We’ve all seen it in the movies, from Legolas in The Lord of the Rings to Robin Hood in Robin Hood: Men in Tights – an archer takes two or more arrows, pulls back and fires upon a number of enemies.
How realistic is this? Well, not too much, but there are those who’d like to pull it off regardless of it being possibly not too representative of Tolkien. I say “What the heck!”, why not provide the means to achieve this anyway.
You can implement spread shots in your game in three different ways: as a standard combat rule, an edge, or an Order ability.
By making it a standard rule, anyone with a bow can attempt such a trick, while as an edge or ability, prerequisites would restrict those who would have access to this kind of action.
|Requirements||Accurate edge -or- Bold edge; 8+ ranks in Ranged Combat:Bows|
You can make a spread shot using the optional rules described below.
When using a bow, you can spend two (2) actions to fire multiple arrows at one or more targets. (If you have the Quick-draw edge, the action cost is reduced to 1.)
Select the number of targets and the number of arrows aimed at each target. Designate one target as the primary target of the entire attack. Resolve the attack for each arrow individually, applying the penalties described below.

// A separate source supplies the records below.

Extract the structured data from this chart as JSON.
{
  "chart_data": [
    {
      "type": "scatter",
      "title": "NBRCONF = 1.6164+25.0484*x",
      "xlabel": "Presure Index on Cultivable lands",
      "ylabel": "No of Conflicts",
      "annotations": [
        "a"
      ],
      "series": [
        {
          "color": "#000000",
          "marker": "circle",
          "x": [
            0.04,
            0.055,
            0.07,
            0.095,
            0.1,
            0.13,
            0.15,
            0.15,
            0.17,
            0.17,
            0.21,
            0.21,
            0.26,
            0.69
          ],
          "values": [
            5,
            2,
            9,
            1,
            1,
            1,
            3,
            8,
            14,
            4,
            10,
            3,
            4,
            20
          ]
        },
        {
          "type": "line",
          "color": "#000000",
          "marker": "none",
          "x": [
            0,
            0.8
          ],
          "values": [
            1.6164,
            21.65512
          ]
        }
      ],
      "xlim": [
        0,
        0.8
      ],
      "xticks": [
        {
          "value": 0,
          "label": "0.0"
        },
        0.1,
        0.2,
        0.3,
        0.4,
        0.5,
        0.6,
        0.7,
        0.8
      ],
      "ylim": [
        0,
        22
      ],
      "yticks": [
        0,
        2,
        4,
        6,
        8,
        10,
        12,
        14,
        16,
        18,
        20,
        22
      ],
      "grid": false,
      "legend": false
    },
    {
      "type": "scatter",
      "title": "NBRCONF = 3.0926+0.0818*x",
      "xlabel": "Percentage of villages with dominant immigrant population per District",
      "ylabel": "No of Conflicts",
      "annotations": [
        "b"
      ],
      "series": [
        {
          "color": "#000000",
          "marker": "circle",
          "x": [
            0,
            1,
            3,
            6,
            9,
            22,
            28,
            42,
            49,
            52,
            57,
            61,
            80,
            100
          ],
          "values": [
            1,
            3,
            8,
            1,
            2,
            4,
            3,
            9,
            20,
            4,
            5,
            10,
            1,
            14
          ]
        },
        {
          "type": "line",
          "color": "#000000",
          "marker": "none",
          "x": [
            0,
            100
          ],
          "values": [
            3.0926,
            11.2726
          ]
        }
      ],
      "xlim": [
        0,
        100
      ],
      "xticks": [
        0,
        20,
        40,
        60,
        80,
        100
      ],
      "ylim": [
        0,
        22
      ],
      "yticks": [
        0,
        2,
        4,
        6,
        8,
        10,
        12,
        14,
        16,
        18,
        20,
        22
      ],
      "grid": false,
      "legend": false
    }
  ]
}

Range Penalty: The bow's range is reduced when making a spread shot. Divide the normal range by the number of arrows used in the shot. Determine range penalties, if any, using the reduced range.
Attack Penalty: The first arrow is aimed at the primary target and suffers no attack penalty. Each arrow after the first suffers a cumulative -2 penalty to the Ranged Combat test to hit its target. For example, when firing three arrows, the second arrow suffers a -2 penalty and the third arrow suffers a -4 penalty.
Damage Penalty: The damage of each arrow is reduced by one (1) point for each arrow after the first that you fire in a spread shot. For example, when firing three arrows, each arrow's damage is reduced by 2.